Aún no. Por más que lo deseamos, aún no. Ni saliendo el Vía Crucis de todas las hermandades se tiene con este frío la percepción de que se acerque nada, de que tengamos encima la Semana Santa. Sobre todo cuando la vida está salpicada, más que de un sol agradable por las tardes, de no sé ya cuántas desazones que vomitan a diario los periódicos, la radio, la tele Encima, la campaña de unas Elecciones en las que no cree tela de gente de derechas, que pediría meter el dedo en la llaga de Arenas, a ver si de verdad le escuece Andalucía.

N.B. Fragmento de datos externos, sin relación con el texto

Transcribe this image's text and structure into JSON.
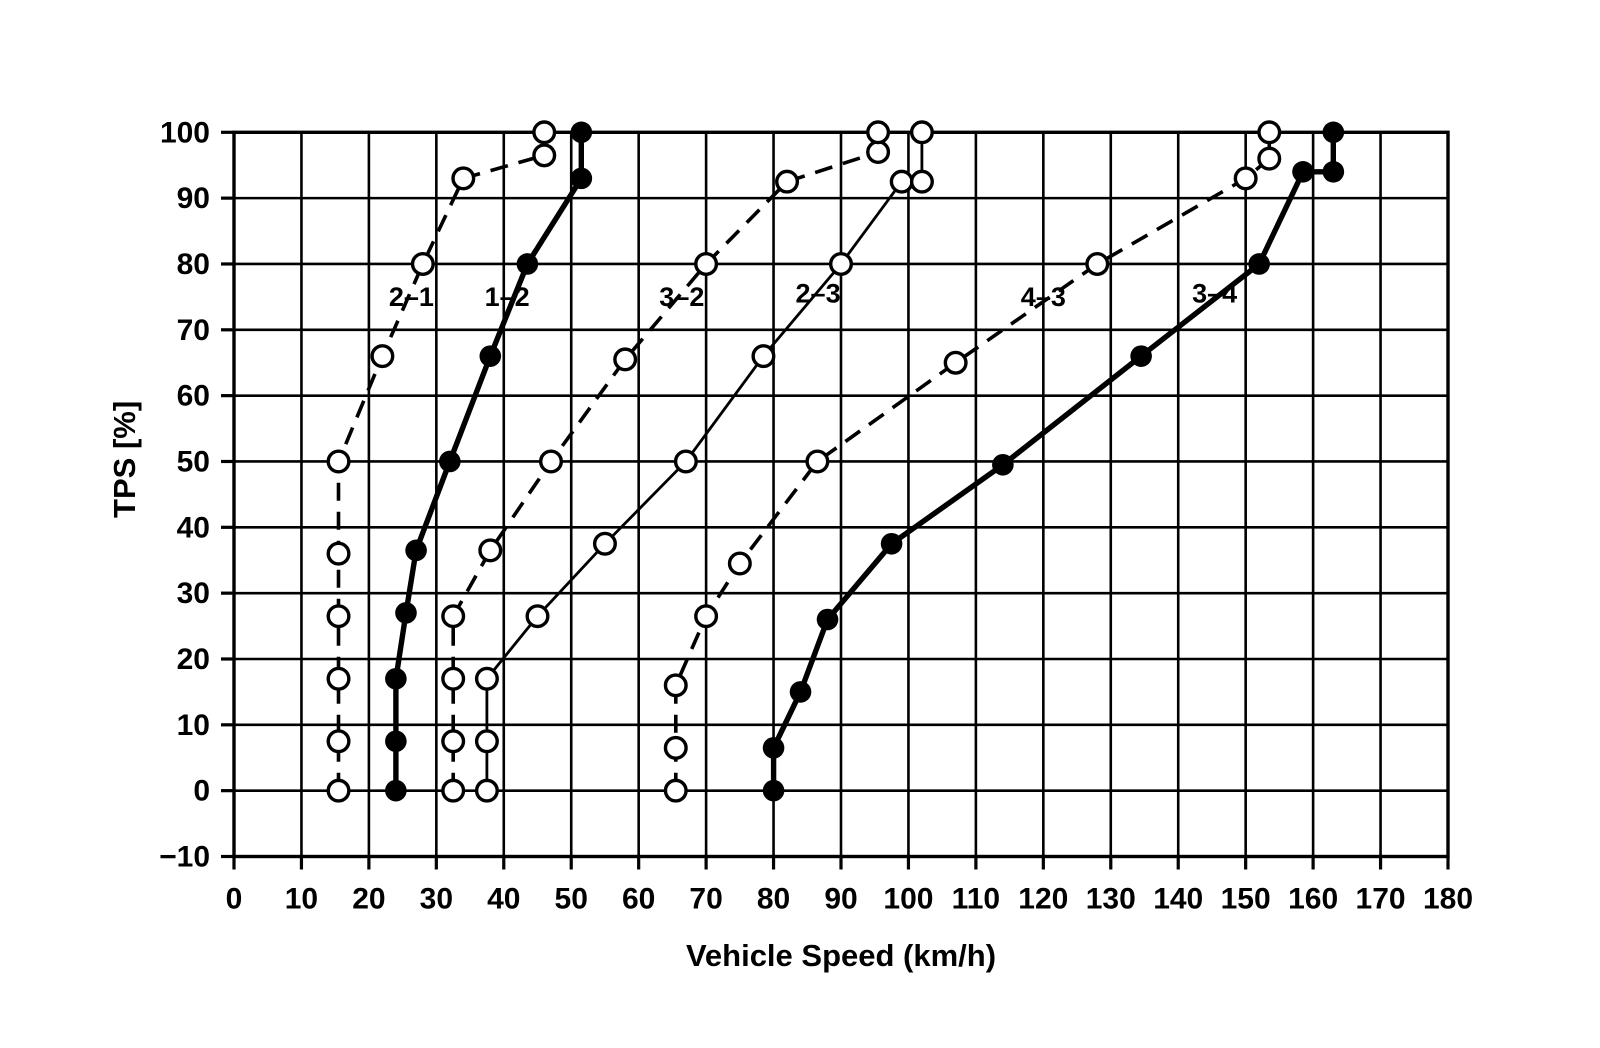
{
  "figure": {
    "background": "#ffffff",
    "ink": "#000000"
  },
  "chart_data": {
    "type": "line",
    "title": "",
    "xlabel": "Vehicle Speed (km/h)",
    "ylabel": "TPS [%]",
    "xlim": [
      0,
      180
    ],
    "ylim": [
      -10,
      100
    ],
    "x_ticks": [
      0,
      10,
      20,
      30,
      40,
      50,
      60,
      70,
      80,
      90,
      100,
      110,
      120,
      130,
      140,
      150,
      160,
      170,
      180
    ],
    "y_ticks": [
      -10,
      0,
      10,
      20,
      30,
      40,
      50,
      60,
      70,
      80,
      90,
      100
    ],
    "grid": true,
    "legend_position": "inline-curve-labels",
    "series": [
      {
        "name": "2-1",
        "label": "2–1",
        "shift_type": "downshift",
        "line": "dashed",
        "width": "medium",
        "marker": "open-circle",
        "label_at": {
          "x": 26.3,
          "y": 75
        },
        "points": [
          [
            15.5,
            0
          ],
          [
            15.5,
            7.5
          ],
          [
            15.5,
            17
          ],
          [
            15.5,
            26.5
          ],
          [
            15.5,
            36
          ],
          [
            15.5,
            50
          ],
          [
            22,
            66
          ],
          [
            28,
            80
          ],
          [
            34,
            93
          ],
          [
            46,
            96.5
          ],
          [
            46,
            100
          ]
        ]
      },
      {
        "name": "1-2",
        "label": "1–2",
        "shift_type": "upshift",
        "line": "solid",
        "width": "thick",
        "marker": "filled-circle",
        "label_at": {
          "x": 40.5,
          "y": 75
        },
        "points": [
          [
            24,
            0
          ],
          [
            24,
            7.5
          ],
          [
            24,
            17
          ],
          [
            25.5,
            27
          ],
          [
            27,
            36.5
          ],
          [
            32,
            50
          ],
          [
            38,
            66
          ],
          [
            43.5,
            80
          ],
          [
            51.5,
            93
          ],
          [
            51.5,
            100
          ]
        ]
      },
      {
        "name": "3-2",
        "label": "3–2",
        "shift_type": "downshift",
        "line": "dashed",
        "width": "medium",
        "marker": "open-circle",
        "label_at": {
          "x": 66.4,
          "y": 75
        },
        "points": [
          [
            32.5,
            0
          ],
          [
            32.5,
            7.5
          ],
          [
            32.5,
            17
          ],
          [
            32.5,
            26.5
          ],
          [
            38,
            36.5
          ],
          [
            47,
            50
          ],
          [
            58,
            65.5
          ],
          [
            70,
            80
          ],
          [
            82,
            92.5
          ],
          [
            95.5,
            97
          ],
          [
            95.5,
            100
          ]
        ]
      },
      {
        "name": "2-3",
        "label": "2–3",
        "shift_type": "upshift",
        "line": "solid",
        "width": "thin",
        "marker": "open-circle",
        "label_at": {
          "x": 86.6,
          "y": 75.5
        },
        "points": [
          [
            37.5,
            0
          ],
          [
            37.5,
            7.5
          ],
          [
            37.5,
            17
          ],
          [
            45,
            26.5
          ],
          [
            55,
            37.5
          ],
          [
            67,
            50
          ],
          [
            78.5,
            66
          ],
          [
            90,
            80
          ],
          [
            99,
            92.5
          ],
          [
            102,
            92.5
          ],
          [
            102,
            100
          ]
        ]
      },
      {
        "name": "4-3",
        "label": "4–3",
        "shift_type": "downshift",
        "line": "dashed",
        "width": "medium",
        "marker": "open-circle",
        "label_at": {
          "x": 120,
          "y": 75
        },
        "points": [
          [
            65.5,
            0
          ],
          [
            65.5,
            6.5
          ],
          [
            65.5,
            16
          ],
          [
            70,
            26.5
          ],
          [
            75,
            34.5
          ],
          [
            86.5,
            50
          ],
          [
            107,
            65
          ],
          [
            128,
            80
          ],
          [
            150,
            93
          ],
          [
            153.5,
            96
          ],
          [
            153.5,
            100
          ]
        ]
      },
      {
        "name": "3-4",
        "label": "3–4",
        "shift_type": "upshift",
        "line": "solid",
        "width": "thick",
        "marker": "filled-circle",
        "label_at": {
          "x": 145.4,
          "y": 75.5
        },
        "points": [
          [
            80,
            0
          ],
          [
            80,
            6.5
          ],
          [
            84,
            15
          ],
          [
            88,
            26
          ],
          [
            97.5,
            37.5
          ],
          [
            114,
            49.5
          ],
          [
            134.5,
            66
          ],
          [
            152,
            80
          ],
          [
            158.5,
            94
          ],
          [
            163,
            94
          ],
          [
            163,
            100
          ]
        ]
      }
    ]
  }
}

Febrero va pasando (terminando más bien con el 29 de un bisiesto) igual que los días, a trancas y barrancas. Ya dije una vez que es el mes que menos se quiere ir. Se resiste a su cometido de transición, a no ser ni chicha ni limoná. Y maldita la gracia que le hace serlo en Sevilla. En Sevilla, además de hacerse el longui cuando toca Marzo, entra en estado de rebeldía, protesta y reclama, con el viento frío de las mañanas, con las heladas temperaturas de los amaneceres, un largo y grande mensaje de pancarta reivindicando quedarse en primavera, sin entrar en la razón de que su insistencia retrasa esa llegada que jamás conocerá. Esa llegada es de marzo. Pero frente a su eterna inclemencia, siempre estarán nuestros ánimos y los que nos envían nuestros amigos.
Recibo como joyas las fotografías de Fermín Sánchez y Fran Rabadán. Me parece que entre ellos no se conocen, pero coinciden en hacerme llegar estampas de La Macarena. Jamás acabará la fascinación humana donde ni Dios ha terminado la suya. La Macarena fue creada para la ensoñación, no para descifrarla. Es un enigma, no una clave. Y sin embargo está llena de rasgos que hacen aún más poderosa su atracción, su enorme imán espiritual.
El gran efecto de su belleza es que te mira de frente. No inclina la cabeza como tantas vírgenes, no se encierra en su dolor, sino que lo abre al mundo. La Macarena no tiene prejuicios. Es de una sinceridad sin reservas. No se guarda para sí una lágrima. Es el evangelista que mejor narra la Pasión con el reguero de sus mejillas. Y deja claro que sufrir es parte del perfil de la vida humana, uno de los lados de la existencia, que siempre discurre con cara y cruz. Y he dicho uno de los lados, pero no los dos. La Macarena ha rescatado, de una pesadumbre que podría haber sido total como en tantas dolorosas, el aliento sin fin de su Esperanza. Tallarla y bautizarla fue lo mismo. De una imaginería sin Ella habría resultado un memorial sin Resurrección, una cofradía detrás de otra sin solución de continuidad, un paso y después el siguiente sin resolver tanto abatimiento. Ella es la fe en el tercer día después de la muerte. Forzosamente tenía que llamarse Esperanza. Hubiese sido desafortunado bendecirla con otra advocación. Otro nombre no le hubiera venido como anillo al dedo, como su ánimo a su corazón. Es la efigie necesaria e imprescindible después de contemplar a La Amargura, a la Victoria o a la del Subterráneo.
La Macarena no tiene pañuelo, aunque lo lleve. La Macarena tiene horizonte. Es ahí donde, alcanzándolo para nosotros, provoca un punto conmovedor y emocionante que nos deshace en llanto cuando al buscar Ella su destino y nosotros el nuestro, nos encontramos en el lugar exacto que hace cruzarse nuestra derrumbada mirada con sus valientes ojos. No hay quien la pare ni en el peor momento de una sentencia injusta para su Hijo. ¡Ay, Eva Casanueva, la de siglos que hace que la justicia es un cachondeo! La Macarena es la Madre coraje de la Semana Santa. Por eso no hay otra. Por eso se escribió que como Ella ¡ninguna!